Staying steady in an unsteady world

They say “how you do one thing is how you do everything”. The way you enter a new assignment—meeting unfamiliar faces, navigating unexpected curveballs—can often mirror the way you absorb the news: reactive, cautious, or overwhelmed.

Anxiety is at an all-time high, especially with how so much media is designed to trigger outrage and confusion. Consuming the news today does nothing good for our psyche. And because there’s never any real resolution, you don’t just become anxious—you become addicted. Addicted to finding out more. Addicted to knowing what happens next. Addicted to a story that never ends. It becomes a loop, a cycle that moves from anxiety → curiosity → doomscrolling → more anxiety. You get more glued to the screen, to social media, to the news outlets, to social media that act like new outlets, which in turn causes more anxiety in a never-ending loop.

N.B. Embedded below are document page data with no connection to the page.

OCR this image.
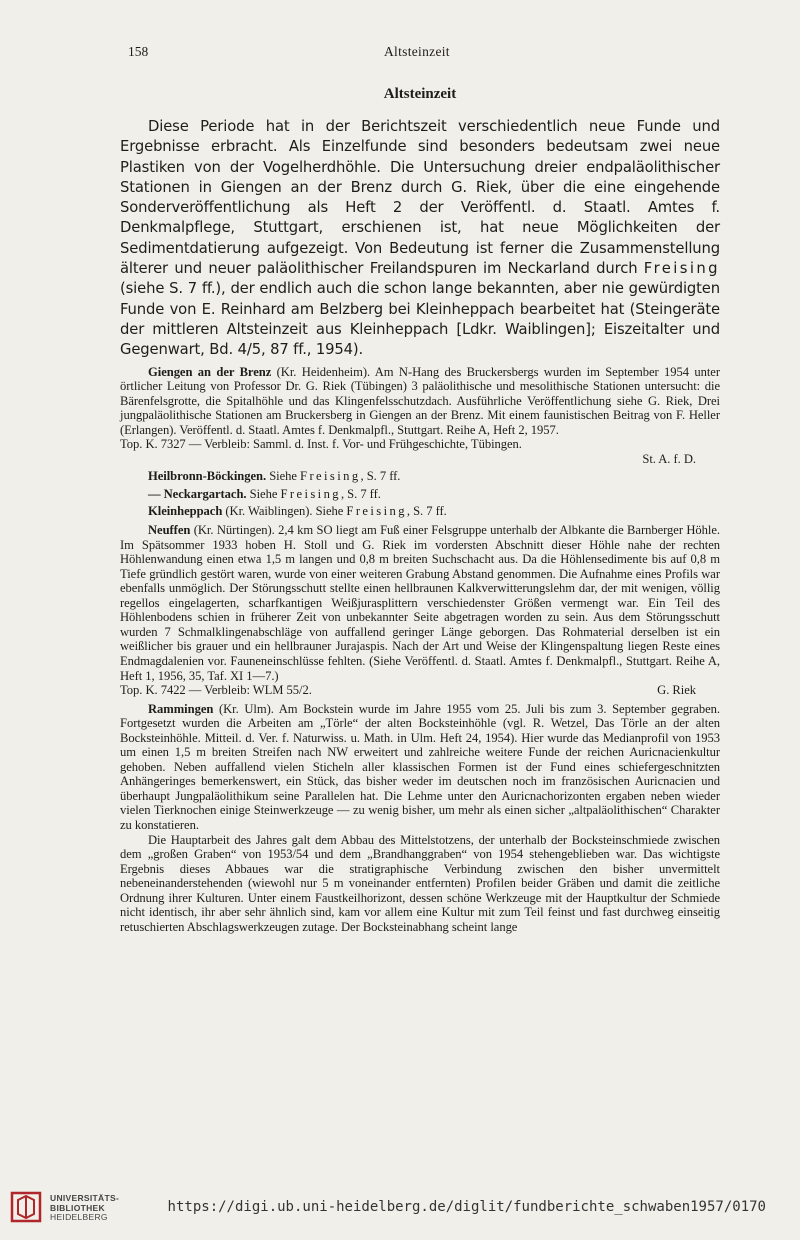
158	Altsteinzeit
Altsteinzeit

Diese Periode hat in der Berichtszeit verschiedentlich neue Funde und Ergebnisse erbracht. Als Einzelfunde sind besonders bedeutsam zwei neue Plastiken von der Vogelherdhöhle. Die Untersuchung dreier endpaläolithischer Stationen in Giengen an der Brenz durch G. Riek, über die eine eingehende Sonderveröffentlichung als Heft 2 der Veröffentl. d. Staatl. Amtes f. Denkmalpflege, Stuttgart, erschienen ist, hat neue Möglichkeiten der Sedimentdatierung aufgezeigt. Von Bedeutung ist ferner die Zusammenstellung älterer und neuer paläolithischer Freilandspuren im Neckarland durch Freising (siehe S. 7 ff.), der endlich auch die schon lange bekannten, aber nie gewürdigten Funde von E. Reinhard am Belzberg bei Kleinheppach bearbeitet hat (Steingeräte der mittleren Altsteinzeit aus Kleinheppach [Ldkr. Waiblingen]; Eiszeitalter und Gegenwart, Bd. 4/5, 87 ff., 1954).

Giengen an der Brenz (Kr. Heidenheim). Am N-Hang des Bruckersbergs wurden im September 1954 unter örtlicher Leitung von Professor Dr. G. Riek (Tübingen) 3 paläolithische und mesolithische Stationen untersucht: die Bärenfelsgrotte, die Spitalhöhle und das Klingenfelsschutzdach. Ausführliche Veröffentlichung siehe G. Riek, Drei jungpaläolithische Stationen am Bruckersberg in Giengen an der Brenz. Mit einem faunistischen Beitrag von F. Heller (Erlangen). Veröffentl. d. Staatl. Amtes f. Denkmalpfl., Stuttgart. Reihe A, Heft 2, 1957.

Top. K. 7327 — Verbleib: Samml. d. Inst. f. Vor- und Frühgeschichte, Tübingen.

St. A. f. D.

Heilbronn-Böckingen. Siehe Freising, S. 7 ff.

— Neckargartach. Siehe Freising, S. 7 ff.

Kleinheppach (Kr. Waiblingen). Siehe Freising, S. 7 ff.

Neuffen (Kr. Nürtingen). 2,4 km SO liegt am Fuß einer Felsgruppe unterhalb der Albkante die Barnberger Höhle. Im Spätsommer 1933 hoben H. Stoll und G. Riek im vordersten Abschnitt dieser Höhle nahe der rechten Höhlenwandung einen etwa 1,5 m langen und 0,8 m breiten Suchschacht aus. Da die Höhlensedimente bis auf 0,8 m Tiefe gründlich gestört waren, wurde von einer weiteren Grabung Abstand genommen. Die Aufnahme eines Profils war ebenfalls unmöglich. Der Störungsschutt stellte einen hellbraunen Kalkverwitterungslehm dar, der mit wenigen, völlig regellos eingelagerten, scharfkantigen Weißjurasplittern verschiedenster Größen vermengt war. Ein Teil des Höhlenbodens schien in früherer Zeit von unbekannter Seite abgetragen worden zu sein. Aus dem Störungsschutt wurden 7 Schmalklingenabschläge von auffallend geringer Länge geborgen. Das Rohmaterial derselben ist ein weißlicher bis grauer und ein hellbrauner Jurajaspis. Nach der Art und Weise der Klingenspaltung liegen Reste eines Endmagdalenien vor. Fauneneinschlüsse fehlten. (Siehe Veröffentl. d. Staatl. Amtes f. Denkmalpfl., Stuttgart. Reihe A, Heft 1, 1956, 35, Taf. XI 1—7.)

Top. K. 7422 — Verbleib: WLM 55/2.	G. Riek

Rammingen (Kr. Ulm). Am Bockstein wurde im Jahre 1955 vom 25. Juli bis zum 3. September gegraben. Fortgesetzt wurden die Arbeiten am „Törle“ der alten Bocksteinhöhle (vgl. R. Wetzel, Das Törle an der alten Bocksteinhöhle. Mitteil. d. Ver. f. Naturwiss. u. Math. in Ulm. Heft 24, 1954). Hier wurde das Medianprofil von 1953 um einen 1,5 m breiten Streifen nach NW erweitert und zahlreiche weitere Funde der reichen Auricnacienkultur gehoben. Neben auffallend vielen Sticheln aller klassischen Formen ist der Fund eines schiefergeschnitzten Anhängeringes bemerkenswert, ein Stück, das bisher weder im deutschen noch im französischen Auricnacien und überhaupt Jungpaläolithikum seine Parallelen hat. Die Lehme unter den Auricnachorizonten ergaben neben wieder vielen Tierknochen einige Steinwerkzeuge — zu wenig bisher, um mehr als einen sicher „altpaläolithischen“ Charakter zu konstatieren.

Die Hauptarbeit des Jahres galt dem Abbau des Mittelstotzens, der unterhalb der Bocksteinschmiede zwischen dem „großen Graben“ von 1953/54 und dem „Brandhanggraben“ von 1954 stehengeblieben war. Das wichtigste Ergebnis dieses Abbaues war die stratigraphische Verbindung zwischen den bisher unvermittelt nebeneinanderstehenden (wiewohl nur 5 m voneinander entfernten) Profilen beider Gräben und damit die zeitliche Ordnung ihrer Kulturen. Unter einem Faustkeilhorizont, dessen schöne Werkzeuge mit der Hauptkultur der Schmiede nicht identisch, ihr aber sehr ähnlich sind, kam vor allem eine Kultur mit zum Teil feinst und fast durchweg einseitig retuschierten Abschlagswerkzeugen zutage. Der Bocksteinabhang scheint lange

UNIVERSITÄTS-
BIBLIOTHEK
HEIDELBERG
https://digi.ub.uni-heidelberg.de/diglit/fundberichte_schwaben1957/0170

How does this affect us as anesthesia providers when, on the day-to-day, we are expected to show up with a calm demeanor?
How do you stay grounded in the operating room—a place that can easily give you trauma fatigue, where you’re often operating in fight-or-flight mode—when that same fight-or-flight feeling is what society seems to run on these days?

How do you stay calm, but at the same time keep your mind activated?

The news exists to inform citizens in a democracy. But it has become industry standard to panic people—to build on outrage, to fuel negativity—because that’s what drives profits and engagement.

It makes me wonder: Do most people actually have it together the way they present themselves?

I feel like as anesthesia providers, we have to carry a sense of self that’s a little outsized—not out of ego, but out of necessity. There’s a certain level of grandiosity, certainty, and precision that comes with feeling like you can save a life, or guide someone safely through surgery, and not have anything go wrong in the process 99% of the time. It requires a sense of confidence that can be heavy. It’s a lot to carry, and a lot to exude every single day when you show up to work.

Some days, our mental strength is higher.
Other days, we show up—but we don’t exactly want to go into battle like we usually do.

The longer I do this work, the more I realize how often anesthesia providers are expected to be calm in a world that is anything but. We hold other people’s lives in our hands while trying to hold our own anxiety together. And like anyone else, we carry burdens that no one else sees.

But maybe that’s why this profession demands so much humanity. Because beneath the precision and the protocols, we’re just people doing our best to stay steady in a time when everything around us feels unsteady.

And these days, the steadiness alone is an accomplishment in itself.